Okay, enough about the plot.  Are the characters well-written?  I'd say yes.  Ace gets more to do, bonding with Raphael a fair bit; there sadly isn't time to make much of this, nor of the emotionally-charged ending that inadvertently prefigures what happens to her in Love And War (coming soon), but you can feel more work being done with her character than we've had recently.  Little of it is new ground – old issues come back, including (yet again) televised plot-events – but at least it's focusing on who she is, rather than her tendency to blow stuff up.  (There is, sadly, plenty of that.)  Her dialogue still includes some of that lamentable '80s brat-speak ("Back off, bilge-breath!" said no teenager ever), but there are also some amusing and colourful insights. ("He's making fun of me, was her first thought. Compared to the rest of the women in this town I might as well look like the back of a bus.")  She's beginning to shape up.

The Doctor isn't quite as barnstorming as he was in Exodus, and he's having a slight identity crisis into the bargain.  Not for the first time, a New Adventure sneaks in a cameo from a past Doctor, a practice which is starting to stick out a bit.  Knowing they would eventually end up publishing past Doctor books sort of explains the frustration of not playing with everything in the toy-box just yet.  And at least it's not as out-of-left-field as the one in Genesys.  (Strange that the Doctor's previous-self-contact hasn't come back, as it would be really useful here.  Ditto the incredibly nifty TARDIS remote control, seen in Exodus, and I'll wager never seen again!  It would easily have saved his bacon in a climactic scene here.)  Ultimately Robinson writes an authentic Seventh Doctor, especially when he's tearing down other people's paradise, or reflecting on the timely mortality of the universe.  Shades of the Doctor: the great manipulator do appear, but we sort of rush through them.  At 201 pages, we rush through most of it.

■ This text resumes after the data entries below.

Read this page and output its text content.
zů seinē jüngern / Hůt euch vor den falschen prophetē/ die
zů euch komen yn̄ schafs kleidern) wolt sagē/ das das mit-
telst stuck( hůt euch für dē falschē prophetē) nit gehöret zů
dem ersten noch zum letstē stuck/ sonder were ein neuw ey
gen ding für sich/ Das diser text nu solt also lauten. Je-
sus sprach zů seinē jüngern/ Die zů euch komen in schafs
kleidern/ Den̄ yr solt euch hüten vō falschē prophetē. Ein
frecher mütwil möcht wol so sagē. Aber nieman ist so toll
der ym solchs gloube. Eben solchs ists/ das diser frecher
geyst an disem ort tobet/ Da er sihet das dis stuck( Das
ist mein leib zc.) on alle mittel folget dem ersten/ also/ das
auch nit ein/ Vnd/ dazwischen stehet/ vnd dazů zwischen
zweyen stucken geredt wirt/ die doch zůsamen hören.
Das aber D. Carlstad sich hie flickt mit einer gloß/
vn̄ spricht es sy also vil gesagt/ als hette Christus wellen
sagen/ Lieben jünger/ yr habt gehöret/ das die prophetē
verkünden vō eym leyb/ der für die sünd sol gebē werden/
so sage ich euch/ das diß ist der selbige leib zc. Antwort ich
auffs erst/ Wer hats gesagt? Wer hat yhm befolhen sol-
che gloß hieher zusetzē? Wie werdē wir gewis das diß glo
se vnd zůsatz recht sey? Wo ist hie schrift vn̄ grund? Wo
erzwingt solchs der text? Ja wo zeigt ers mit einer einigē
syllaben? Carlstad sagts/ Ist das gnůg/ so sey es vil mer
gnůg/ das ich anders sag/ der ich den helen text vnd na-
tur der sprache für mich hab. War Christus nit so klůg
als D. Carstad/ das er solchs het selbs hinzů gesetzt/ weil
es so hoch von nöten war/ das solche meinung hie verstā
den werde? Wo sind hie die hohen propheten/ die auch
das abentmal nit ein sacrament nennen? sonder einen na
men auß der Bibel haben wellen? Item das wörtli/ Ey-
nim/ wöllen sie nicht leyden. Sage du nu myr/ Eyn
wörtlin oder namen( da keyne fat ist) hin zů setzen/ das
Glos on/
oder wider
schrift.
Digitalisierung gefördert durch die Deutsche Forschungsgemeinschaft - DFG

Not for the first time (which could be my review in a nutshell), the Timewyrm feels like a minor subplot.  Which is fine, but unfortunately the plot it's tethered to is nothing spectacular, even though it concerns the end of the universe.  (Don't get too hot and bothered, the universe takes a lot longer to die than you'd think.)  Robinson is an accomplished and colourful enough writer to make the journey and its characters worth exploring, but I can already feel it falling away from my thoughts.  It's okay.  But it's time for something new.